Aldo segera membuka kresek yang ada di tangannya. Ternyata benar, ada uang kembalian dan nota
tergulung di dalamnya, Aldo pun berusaha mengejar gadis itu dan berkata, "Hey,
kembaliannya buat kamu saja ini," ucapnya. Tapi, Elis yang memang gesit saat
berjalan saja, Aldo sudah tak bisa mengejar dan kehilangan jejak gadis itu
ketika ia pun juga berlari saat sadar pria itu mengejarnya.
''Gila, tu cewek larinya gesit kaya kuda balap saja," umpat
Aldo sambil membungkuk dan terengah.
Akhirnya ia pun memutuskan kembali ke kos-kosan saat Diana
berkali-kali menelfon dan mengiriminya pesan chat. "Nanti kalau jodoh juga
bakal ketemu lagi," gumam Aldo tanpa sadar dan memutar badan berjalan menuju
kosnya yang hanya berjarak sekitar seratus limapuluh meteran dari mini market
tersebut.
"Kok, lama banget, Al?" tanya Diana yang sudah menunggu
kekasihnya di depan pintu kamar kos-kosan Aldo.
"Maaf, Sayang, tadi aku tuh bingun milih dan nyariin merk
yang kamu mau, jadi harus meneliti satu demi satu yang ada di raknya."

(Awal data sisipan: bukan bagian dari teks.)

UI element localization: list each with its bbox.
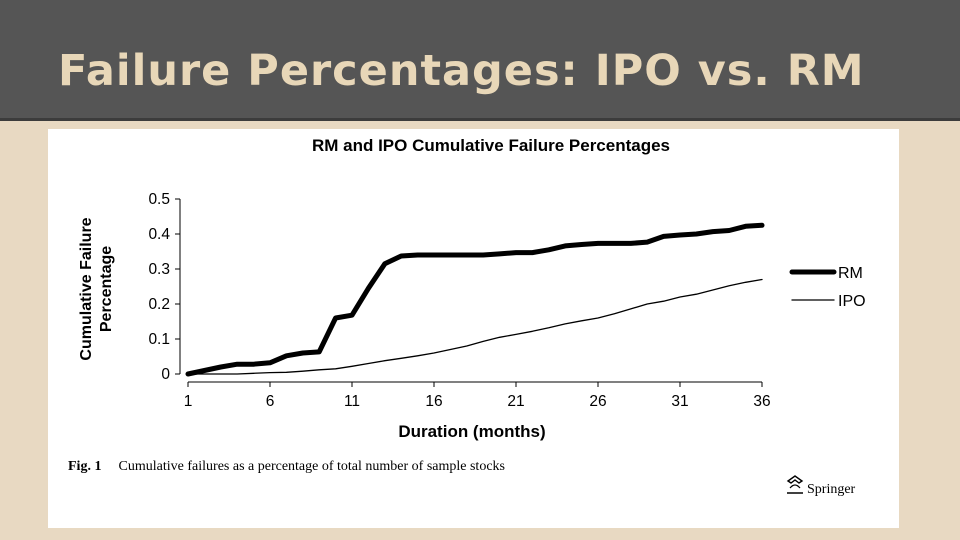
y-axis-label: Cumulative Failure Percentage [78, 217, 115, 360]
x-tick-label: 16 [425, 393, 442, 410]
y-axis-label-line-2: Percentage [98, 246, 115, 332]
slide-header [0, 0, 960, 118]
x-tick-label: 36 [753, 393, 770, 410]
series-line-ipo [187, 278, 763, 375]
caption-text: Cumulative failures as a percentage of t… [119, 459, 505, 474]
legend: RM IPO [789, 265, 866, 310]
publisher-name: Springer [807, 482, 856, 497]
chart-title: RM and IPO Cumulative Failure Percentage… [312, 136, 670, 155]
legend-label-rm: RM [838, 265, 863, 282]
x-tick-label: 6 [266, 393, 275, 410]
x-axis-label: Duration (months) [398, 422, 545, 441]
y-tick-label: 0.5 [148, 191, 170, 208]
header-divider [0, 118, 960, 121]
slide-title: Failure Percentages: IPO vs. RM [58, 46, 865, 96]
x-tick-label: 21 [507, 393, 524, 410]
series-lines [185, 222, 765, 377]
y-tick-label: 0.1 [148, 331, 170, 348]
figure-caption: Fig. 1 Cumulative failures as a percenta… [68, 455, 505, 474]
y-tick-label: 0.3 [148, 261, 170, 278]
x-tick-label: 11 [344, 393, 360, 410]
y-tick-label: 0.2 [148, 296, 170, 313]
y-tick-label: 0.4 [148, 226, 170, 243]
x-tick-label: 31 [671, 393, 688, 410]
x-tick-label: 1 [184, 393, 193, 410]
legend-label-ipo: IPO [838, 293, 866, 310]
springer-logo-icon [786, 475, 804, 494]
y-axis-label-line-1: Cumulative Failure [78, 217, 95, 360]
y-tick-label: 0 [161, 366, 170, 383]
axis-ticks: 00.10.20.30.40.51 6 11 16 21 26 31 36 [148, 191, 770, 410]
x-tick-label: 26 [589, 393, 606, 410]
series-line-rm [185, 222, 765, 377]
figure-panel: RM and IPO Cumulative Failure Percentage… [48, 129, 899, 528]
caption-label: Fig. 1 [68, 459, 101, 474]
chart-svg: RM and IPO Cumulative Failure Percentage… [68, 136, 866, 497]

Diana pun langsung menyambar tas kresek yang ada di tangan
Aldo dan membuka isinya. Gadis itu terkejut dan merasa surprise saat melihat
minuman dengan label jamu berbotol kaca dengan berwarna kuning dengan bahan
dasar dari asam dan kunyit. "Al, bagaimana kamu bisa tahu kalau aku selalu nyeri
saat datang bulan, bahkan kau mebelikan aku ki****i. Terimakasih, ya?" ucap
Diana segera membuka segel dan meminumnya beberapa teguk dan masuk ke toilet
untuk mengganti tisu dengan pembalut yang sebenarnya.
"Ya, Cuma nebak saja, kan kamu sedari tadi marah
terus kupikir kamu sakit," jawab Aldo, berbohong. Namun dalam hati ia sangat
berterimakasih pada gadis pengamen jalanan tadi. Hanya saja ia lupa dan tak
sempat menanyakan siapa namanya. Apalagi berkenalan.